You can see the lack of vectorization by comparing code_native(sum,Tuple{NTuple{16,Float64}};debuginfo=:none) to the SIMDing version code_native(x->@fastmath(reduce(+,x)),Tuple{NTuple{16,Float64}};debuginfo=:none).

Methods like sum(::Vector) already do re-associate (with performance and accuracy benefits).

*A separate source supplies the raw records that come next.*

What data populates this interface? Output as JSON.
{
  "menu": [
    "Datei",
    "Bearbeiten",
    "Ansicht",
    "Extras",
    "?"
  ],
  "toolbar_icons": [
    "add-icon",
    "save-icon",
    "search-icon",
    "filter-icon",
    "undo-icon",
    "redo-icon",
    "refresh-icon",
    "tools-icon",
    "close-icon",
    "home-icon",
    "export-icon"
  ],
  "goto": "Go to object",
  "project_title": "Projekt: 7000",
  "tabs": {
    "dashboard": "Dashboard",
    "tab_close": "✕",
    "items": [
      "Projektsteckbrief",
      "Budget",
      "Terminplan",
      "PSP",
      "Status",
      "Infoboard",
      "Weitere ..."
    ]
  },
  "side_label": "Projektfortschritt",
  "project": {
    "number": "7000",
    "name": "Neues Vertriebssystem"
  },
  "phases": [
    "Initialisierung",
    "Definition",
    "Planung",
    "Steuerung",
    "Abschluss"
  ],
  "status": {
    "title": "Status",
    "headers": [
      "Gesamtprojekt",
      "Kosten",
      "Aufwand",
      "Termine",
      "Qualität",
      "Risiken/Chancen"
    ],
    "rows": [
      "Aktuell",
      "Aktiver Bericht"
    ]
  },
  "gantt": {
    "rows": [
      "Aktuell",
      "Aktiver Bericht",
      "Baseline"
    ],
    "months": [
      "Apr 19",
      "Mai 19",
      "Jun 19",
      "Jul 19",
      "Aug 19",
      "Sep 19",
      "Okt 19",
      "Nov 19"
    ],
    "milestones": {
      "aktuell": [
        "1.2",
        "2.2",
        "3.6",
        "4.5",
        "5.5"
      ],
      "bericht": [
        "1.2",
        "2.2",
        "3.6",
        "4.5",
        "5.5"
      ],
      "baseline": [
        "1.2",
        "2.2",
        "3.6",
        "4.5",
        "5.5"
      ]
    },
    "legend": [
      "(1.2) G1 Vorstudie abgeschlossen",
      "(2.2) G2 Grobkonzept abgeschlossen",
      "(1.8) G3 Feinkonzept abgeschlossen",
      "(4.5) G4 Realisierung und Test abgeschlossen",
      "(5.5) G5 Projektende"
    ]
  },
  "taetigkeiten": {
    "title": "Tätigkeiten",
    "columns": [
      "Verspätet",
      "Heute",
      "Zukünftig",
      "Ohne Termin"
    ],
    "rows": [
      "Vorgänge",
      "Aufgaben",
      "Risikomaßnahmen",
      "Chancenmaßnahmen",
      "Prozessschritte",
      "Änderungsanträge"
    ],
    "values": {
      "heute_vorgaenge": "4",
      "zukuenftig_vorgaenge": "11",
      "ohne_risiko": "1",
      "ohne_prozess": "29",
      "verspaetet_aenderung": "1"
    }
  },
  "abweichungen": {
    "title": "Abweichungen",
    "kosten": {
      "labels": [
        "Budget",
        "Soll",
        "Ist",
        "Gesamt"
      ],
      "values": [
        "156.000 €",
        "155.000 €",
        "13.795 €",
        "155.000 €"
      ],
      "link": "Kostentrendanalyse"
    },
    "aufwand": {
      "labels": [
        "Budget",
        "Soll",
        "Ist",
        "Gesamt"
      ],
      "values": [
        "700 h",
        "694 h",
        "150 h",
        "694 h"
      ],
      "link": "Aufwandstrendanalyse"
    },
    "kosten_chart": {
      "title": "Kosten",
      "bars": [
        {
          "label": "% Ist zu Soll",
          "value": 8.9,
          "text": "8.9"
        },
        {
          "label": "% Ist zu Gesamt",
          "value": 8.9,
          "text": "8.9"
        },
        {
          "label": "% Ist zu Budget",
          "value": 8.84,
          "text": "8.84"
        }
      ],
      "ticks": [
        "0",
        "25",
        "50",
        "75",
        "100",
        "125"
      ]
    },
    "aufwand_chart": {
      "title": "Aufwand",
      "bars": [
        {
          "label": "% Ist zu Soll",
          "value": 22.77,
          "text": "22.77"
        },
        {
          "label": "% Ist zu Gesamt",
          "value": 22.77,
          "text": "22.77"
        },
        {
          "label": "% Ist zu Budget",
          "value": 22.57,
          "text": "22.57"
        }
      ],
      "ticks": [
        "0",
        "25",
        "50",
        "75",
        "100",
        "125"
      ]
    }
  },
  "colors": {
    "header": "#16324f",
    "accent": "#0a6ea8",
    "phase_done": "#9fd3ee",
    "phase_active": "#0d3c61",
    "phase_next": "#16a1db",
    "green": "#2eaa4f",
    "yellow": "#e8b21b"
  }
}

mikmoore commented 1 year ago

I was shortsighted in limiting this discussion to tuples. Unsurprisingly, it also applies to Array with nonstandard reduction functions. Taken from this Discourse thread:

julia> x = rand(512);

julia> @btime reduce((x,y) -> x<y ? x : y, $x, init=Inf)
  395.203 ns (0 allocations: 0 bytes)
0.0004658392690449764

julia> @btime reduce((x,y) -> @fastmath(x < y) ? x : y, $x, init=Inf)
  33.046 ns (0 allocations: 0 bytes)
0.0004658392690449764
gbaraldi commented 1 year ago

@fastmath removes extra checks, so the comparison isn't perfectly fair, but we should allow it anyway.

mikmoore commented 1 year ago

The speedups in both examples are purely due to re-association. There aren't any extra checks involved and the core functionality is implemented using native x86-64 instructions (vaddsd/vaddpd for +, vminsd/vminpd for x<y ? x : y) . The only differences are SIMD and (in the Vector case) unrolling in the re-associated versions.

But yes, all the extra transformations that @fastmath could enable in other situations (e.g., used with min) are why this should be standalone functionality in reduce.